What was it Robert Burns said about the best laid plans…? I decided over a month ago to start eating ‘wartime rations’ today, so you’d think I’d have been a bit more organised about it. Wrong! Having cleaned out my fridge yesterday of all the non-rationed foods and eating porridge for breakfast this morning (milk and a wee bit of sugar)…
… lunchtime found me racing down to Safeway to buy my rations for the week. Healthy ‘perimeter’ shopping which cost a fraction of my usual bill. (The carton of eggs you see is three weeks supply of shell eggs – I still have to pick up powdered eggs.)
Last time I ate wartime rations it was spring/summer, so I could enjoy lettuce, tomato and cucumbers in my ‘Oslo meal’ sandwich. (Oslo meal = sandwich, piece of fruit and glass of milk). But with no salad available in January – and little advance prep on my part – I had to make do with a carrot sandwich. It looks a bit odd, but actually tasted okay. Fortunately, I had made some homemade soup yesterday evening, so that was nice and warming on a cold day!
While discussing dinner with my husband last night. I told him I would be making vegetable curry for our first evening meal. (I want to keep the bulk of my meat ration until later on in the week.) However, when I came downstairs this morning to discover he’d really got into the spirit of things and made himself porridge for breakfast I relented. Sausages were available during the war off ration, but were hard to get and the quality was not always the best. Tonight they were available and, along with more homemade vegetable soup, we enjoyed a Stewed Sausage recipe of my mother’s – probably my grandmother’s too – made with apples, leeks and carrots with beetroot and mashed potato on the side.

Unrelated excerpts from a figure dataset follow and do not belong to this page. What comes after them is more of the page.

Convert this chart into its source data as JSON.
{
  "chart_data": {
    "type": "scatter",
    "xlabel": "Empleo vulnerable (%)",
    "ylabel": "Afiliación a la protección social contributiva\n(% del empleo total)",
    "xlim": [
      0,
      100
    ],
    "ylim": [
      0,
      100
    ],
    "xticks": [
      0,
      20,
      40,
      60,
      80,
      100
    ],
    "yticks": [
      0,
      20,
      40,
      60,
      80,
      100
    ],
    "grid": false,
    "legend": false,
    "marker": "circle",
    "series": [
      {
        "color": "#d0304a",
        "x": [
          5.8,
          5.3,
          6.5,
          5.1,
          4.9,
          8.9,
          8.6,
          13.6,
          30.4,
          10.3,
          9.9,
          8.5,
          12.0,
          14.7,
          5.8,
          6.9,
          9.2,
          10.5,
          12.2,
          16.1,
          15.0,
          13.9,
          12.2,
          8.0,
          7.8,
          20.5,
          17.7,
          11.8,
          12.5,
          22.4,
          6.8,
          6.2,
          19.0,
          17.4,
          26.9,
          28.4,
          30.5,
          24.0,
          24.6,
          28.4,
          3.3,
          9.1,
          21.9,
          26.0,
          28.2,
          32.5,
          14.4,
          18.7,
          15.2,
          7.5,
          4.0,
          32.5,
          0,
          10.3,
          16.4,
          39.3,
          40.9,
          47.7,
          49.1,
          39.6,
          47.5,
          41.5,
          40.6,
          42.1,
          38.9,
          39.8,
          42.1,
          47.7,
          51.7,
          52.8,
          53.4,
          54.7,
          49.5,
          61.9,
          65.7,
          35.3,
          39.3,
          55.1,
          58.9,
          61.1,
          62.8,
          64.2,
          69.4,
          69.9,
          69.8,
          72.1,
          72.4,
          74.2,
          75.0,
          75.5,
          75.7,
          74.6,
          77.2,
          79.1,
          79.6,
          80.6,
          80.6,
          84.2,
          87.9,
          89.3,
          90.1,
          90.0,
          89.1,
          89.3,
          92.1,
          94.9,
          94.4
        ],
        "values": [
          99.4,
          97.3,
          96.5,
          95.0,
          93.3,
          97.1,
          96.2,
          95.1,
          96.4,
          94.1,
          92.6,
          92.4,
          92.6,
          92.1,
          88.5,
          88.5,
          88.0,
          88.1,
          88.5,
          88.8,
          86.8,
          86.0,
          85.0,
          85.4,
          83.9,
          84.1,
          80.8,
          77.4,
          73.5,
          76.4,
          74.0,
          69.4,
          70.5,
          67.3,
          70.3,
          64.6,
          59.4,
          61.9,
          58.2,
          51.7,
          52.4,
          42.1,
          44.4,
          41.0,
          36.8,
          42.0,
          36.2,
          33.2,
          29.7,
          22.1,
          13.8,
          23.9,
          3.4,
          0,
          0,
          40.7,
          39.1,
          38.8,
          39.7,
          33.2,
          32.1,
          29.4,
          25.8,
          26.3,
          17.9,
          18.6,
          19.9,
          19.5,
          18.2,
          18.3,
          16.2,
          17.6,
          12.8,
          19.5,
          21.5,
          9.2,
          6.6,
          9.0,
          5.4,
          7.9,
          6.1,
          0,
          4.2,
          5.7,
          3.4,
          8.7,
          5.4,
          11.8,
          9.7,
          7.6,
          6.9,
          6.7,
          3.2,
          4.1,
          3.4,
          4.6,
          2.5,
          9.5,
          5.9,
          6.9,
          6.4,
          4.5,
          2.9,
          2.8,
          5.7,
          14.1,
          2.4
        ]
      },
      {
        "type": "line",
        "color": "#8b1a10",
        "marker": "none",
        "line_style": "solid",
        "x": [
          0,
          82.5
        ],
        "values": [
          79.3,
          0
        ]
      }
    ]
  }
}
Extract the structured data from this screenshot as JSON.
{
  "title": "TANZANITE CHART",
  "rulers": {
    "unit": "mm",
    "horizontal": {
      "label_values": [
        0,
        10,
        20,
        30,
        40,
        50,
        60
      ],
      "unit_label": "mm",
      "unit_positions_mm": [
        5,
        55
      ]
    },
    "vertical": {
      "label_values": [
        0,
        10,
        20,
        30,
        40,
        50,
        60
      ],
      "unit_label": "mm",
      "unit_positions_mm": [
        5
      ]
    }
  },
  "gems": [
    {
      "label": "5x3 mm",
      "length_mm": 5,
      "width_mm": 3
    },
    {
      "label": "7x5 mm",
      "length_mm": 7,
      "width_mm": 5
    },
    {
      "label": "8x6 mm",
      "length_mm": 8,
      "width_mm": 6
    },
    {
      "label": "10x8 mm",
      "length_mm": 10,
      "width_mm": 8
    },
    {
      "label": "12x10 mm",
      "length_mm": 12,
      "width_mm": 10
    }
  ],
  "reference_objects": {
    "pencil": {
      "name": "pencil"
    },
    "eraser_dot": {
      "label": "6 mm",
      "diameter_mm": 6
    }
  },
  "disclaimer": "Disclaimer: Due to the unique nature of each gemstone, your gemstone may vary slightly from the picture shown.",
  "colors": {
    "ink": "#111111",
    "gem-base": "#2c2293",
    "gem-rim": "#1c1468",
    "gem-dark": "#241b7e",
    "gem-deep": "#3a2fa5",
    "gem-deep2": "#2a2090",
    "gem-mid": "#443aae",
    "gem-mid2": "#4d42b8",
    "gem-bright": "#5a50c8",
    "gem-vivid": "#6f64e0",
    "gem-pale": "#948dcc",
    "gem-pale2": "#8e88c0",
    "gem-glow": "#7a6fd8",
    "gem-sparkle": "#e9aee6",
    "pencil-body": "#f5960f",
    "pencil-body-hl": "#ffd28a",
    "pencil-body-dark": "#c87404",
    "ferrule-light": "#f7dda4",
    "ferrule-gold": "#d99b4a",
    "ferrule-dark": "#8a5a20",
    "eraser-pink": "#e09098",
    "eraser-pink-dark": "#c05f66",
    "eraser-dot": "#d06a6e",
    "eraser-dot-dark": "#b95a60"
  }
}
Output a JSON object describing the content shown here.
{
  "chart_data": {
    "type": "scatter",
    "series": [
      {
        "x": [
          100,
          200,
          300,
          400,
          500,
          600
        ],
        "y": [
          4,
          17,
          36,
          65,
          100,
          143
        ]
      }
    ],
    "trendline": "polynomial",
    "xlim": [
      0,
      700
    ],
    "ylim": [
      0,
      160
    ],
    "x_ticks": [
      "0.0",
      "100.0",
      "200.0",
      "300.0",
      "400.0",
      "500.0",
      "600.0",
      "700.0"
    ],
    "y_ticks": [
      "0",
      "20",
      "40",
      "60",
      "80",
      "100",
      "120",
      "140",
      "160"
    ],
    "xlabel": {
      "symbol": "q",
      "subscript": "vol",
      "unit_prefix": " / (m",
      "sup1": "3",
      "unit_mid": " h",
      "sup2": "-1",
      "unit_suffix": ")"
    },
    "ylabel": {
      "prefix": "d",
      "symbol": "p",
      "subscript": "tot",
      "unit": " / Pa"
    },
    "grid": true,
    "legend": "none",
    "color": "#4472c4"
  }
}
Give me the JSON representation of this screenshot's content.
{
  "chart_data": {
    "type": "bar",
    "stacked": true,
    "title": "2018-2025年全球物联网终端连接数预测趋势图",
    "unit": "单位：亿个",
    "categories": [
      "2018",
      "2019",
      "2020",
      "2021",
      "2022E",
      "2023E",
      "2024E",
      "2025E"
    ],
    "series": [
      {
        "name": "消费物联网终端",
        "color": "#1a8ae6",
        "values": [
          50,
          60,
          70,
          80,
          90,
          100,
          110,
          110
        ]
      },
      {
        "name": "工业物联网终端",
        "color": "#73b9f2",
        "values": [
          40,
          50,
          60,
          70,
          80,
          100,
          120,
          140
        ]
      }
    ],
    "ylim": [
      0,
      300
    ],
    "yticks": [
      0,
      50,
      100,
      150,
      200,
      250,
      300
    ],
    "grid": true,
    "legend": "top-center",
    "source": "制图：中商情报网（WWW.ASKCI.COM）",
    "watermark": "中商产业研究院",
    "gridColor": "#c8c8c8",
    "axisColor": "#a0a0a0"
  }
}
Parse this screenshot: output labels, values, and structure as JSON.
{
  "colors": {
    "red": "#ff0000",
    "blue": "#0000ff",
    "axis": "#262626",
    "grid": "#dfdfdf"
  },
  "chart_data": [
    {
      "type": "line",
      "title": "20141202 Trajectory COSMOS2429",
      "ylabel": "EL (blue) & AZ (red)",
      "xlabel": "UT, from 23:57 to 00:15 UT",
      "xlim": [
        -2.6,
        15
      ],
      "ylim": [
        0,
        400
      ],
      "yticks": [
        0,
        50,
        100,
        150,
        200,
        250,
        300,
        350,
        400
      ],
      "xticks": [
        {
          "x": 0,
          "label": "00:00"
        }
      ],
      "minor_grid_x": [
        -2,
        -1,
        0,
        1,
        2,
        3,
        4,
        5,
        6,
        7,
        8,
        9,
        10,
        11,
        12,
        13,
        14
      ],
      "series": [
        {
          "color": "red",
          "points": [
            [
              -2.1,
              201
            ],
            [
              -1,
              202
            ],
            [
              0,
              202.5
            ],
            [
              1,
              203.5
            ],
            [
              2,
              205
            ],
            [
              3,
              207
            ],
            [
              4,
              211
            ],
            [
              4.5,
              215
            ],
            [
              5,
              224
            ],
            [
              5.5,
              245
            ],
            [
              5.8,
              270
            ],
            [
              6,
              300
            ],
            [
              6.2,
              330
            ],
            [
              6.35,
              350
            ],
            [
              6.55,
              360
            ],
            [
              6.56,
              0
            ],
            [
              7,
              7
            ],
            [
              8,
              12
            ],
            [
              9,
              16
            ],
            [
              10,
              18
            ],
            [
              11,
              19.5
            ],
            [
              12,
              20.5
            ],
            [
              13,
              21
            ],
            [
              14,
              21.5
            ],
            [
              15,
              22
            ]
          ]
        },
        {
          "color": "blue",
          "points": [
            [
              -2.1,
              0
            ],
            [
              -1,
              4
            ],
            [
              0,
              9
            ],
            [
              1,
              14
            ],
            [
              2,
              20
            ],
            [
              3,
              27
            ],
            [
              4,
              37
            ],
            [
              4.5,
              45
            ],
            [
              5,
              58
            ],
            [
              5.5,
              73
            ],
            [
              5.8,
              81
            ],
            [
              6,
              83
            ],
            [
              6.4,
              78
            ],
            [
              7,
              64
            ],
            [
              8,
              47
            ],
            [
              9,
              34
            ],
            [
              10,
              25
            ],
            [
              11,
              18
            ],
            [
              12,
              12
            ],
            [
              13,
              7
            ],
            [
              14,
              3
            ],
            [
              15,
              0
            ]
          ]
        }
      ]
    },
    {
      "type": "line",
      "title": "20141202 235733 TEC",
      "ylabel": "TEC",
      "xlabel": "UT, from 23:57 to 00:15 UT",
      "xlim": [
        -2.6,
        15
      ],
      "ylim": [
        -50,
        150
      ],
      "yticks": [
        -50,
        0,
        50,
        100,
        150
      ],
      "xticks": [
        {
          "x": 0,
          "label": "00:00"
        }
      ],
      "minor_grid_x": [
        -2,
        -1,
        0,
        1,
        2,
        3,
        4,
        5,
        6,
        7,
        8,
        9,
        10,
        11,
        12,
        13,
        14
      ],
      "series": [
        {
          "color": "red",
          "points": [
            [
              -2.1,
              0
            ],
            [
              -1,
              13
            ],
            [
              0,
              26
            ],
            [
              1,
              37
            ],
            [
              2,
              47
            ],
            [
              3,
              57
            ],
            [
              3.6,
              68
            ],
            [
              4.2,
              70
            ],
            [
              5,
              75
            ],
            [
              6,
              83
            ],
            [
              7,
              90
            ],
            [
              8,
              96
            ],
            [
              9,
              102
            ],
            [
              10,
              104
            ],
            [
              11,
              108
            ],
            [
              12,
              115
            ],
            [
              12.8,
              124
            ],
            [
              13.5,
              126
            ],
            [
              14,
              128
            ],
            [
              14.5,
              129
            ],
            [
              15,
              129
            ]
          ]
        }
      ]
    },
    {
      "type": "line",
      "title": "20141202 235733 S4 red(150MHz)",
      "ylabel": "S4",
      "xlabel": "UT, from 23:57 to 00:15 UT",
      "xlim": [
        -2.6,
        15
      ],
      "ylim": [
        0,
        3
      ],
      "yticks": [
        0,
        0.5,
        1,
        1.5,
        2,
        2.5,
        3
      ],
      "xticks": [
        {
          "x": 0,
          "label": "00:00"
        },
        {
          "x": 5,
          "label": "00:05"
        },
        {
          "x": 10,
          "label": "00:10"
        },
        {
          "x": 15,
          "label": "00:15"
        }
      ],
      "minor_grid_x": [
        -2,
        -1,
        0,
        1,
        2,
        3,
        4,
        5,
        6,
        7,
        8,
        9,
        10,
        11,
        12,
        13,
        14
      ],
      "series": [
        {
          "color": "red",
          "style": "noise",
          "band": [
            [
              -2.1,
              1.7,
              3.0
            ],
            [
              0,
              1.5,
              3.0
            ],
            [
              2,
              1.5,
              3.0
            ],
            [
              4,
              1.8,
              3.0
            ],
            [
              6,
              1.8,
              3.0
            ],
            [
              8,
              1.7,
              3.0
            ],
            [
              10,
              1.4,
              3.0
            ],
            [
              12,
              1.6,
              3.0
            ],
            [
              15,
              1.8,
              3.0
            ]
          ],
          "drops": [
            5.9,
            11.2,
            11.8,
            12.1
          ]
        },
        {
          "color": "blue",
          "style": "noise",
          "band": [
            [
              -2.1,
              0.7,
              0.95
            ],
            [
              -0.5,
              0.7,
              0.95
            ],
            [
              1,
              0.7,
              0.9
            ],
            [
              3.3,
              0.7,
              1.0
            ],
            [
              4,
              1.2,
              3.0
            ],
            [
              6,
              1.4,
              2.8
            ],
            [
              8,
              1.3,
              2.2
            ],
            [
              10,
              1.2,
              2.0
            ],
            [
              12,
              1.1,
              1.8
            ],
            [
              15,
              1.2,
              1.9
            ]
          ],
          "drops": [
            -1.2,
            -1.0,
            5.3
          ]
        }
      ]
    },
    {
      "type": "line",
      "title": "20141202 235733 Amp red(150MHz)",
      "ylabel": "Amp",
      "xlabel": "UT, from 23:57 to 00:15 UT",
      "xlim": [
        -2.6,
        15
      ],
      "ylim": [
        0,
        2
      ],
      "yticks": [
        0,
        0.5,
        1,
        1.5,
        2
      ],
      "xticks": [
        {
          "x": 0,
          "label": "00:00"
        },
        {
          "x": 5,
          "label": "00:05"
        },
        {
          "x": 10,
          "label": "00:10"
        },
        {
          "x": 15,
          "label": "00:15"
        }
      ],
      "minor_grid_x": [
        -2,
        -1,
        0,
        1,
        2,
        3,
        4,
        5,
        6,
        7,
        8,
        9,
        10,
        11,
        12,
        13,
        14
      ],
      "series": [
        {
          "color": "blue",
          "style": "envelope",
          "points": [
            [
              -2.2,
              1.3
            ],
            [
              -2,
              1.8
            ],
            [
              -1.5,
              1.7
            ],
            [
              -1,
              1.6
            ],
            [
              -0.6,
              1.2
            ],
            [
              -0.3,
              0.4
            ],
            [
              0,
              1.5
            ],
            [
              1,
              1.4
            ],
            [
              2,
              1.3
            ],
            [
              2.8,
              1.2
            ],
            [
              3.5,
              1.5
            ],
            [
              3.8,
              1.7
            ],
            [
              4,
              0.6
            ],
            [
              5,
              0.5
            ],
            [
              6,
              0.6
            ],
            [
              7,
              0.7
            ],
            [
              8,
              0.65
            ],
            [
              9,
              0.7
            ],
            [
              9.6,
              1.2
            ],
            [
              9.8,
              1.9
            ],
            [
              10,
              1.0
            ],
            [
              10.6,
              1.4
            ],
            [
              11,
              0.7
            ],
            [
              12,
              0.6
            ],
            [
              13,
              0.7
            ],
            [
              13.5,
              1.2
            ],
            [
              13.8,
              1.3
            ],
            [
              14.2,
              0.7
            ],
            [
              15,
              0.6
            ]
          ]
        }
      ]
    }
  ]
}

Okay, on to some historical stuff.
As this is the first day back at school for most children after the holidays, what was discipline like in wartime schools? During those years, Anne went to school in Glasgow and was also evacuated into the countryside, so here are her recollections.
At Hillhead, very strict. All of us had to sit with arms folded or hands clasped behind our backs, according to a particular teacher’s whim, unless we were actually writing. A whistle was much used in the playground to stop unladylike behaviour. At Hyndland/Balfron it was a bit looser: my history teacher for instance didn’t mind that I listened to his lectures with my head resting on my arms on the desk – he took it that I was listening, which I was. But that would never have been countenanced at Hillhead.
As for what was going on in the war on this day… although it wasn’t voted in until March, on January 6th, 1941, FDR asked Congress to support Lend Lease, offering the allies money and supplies in the war effort. According to Wikipedia, the vote was split down party lines with the Republicans against, seeing it as a step to war. Through Lend Lease, the US supplied the Allies with $50.1 billion ($659b in today’s money) worth of goods. Repayment of the British debt started in January 1951 – although the annual payments were deferred for 5 years. Britain submitted its final installment of $83.3million to the US on January 29th, 2006.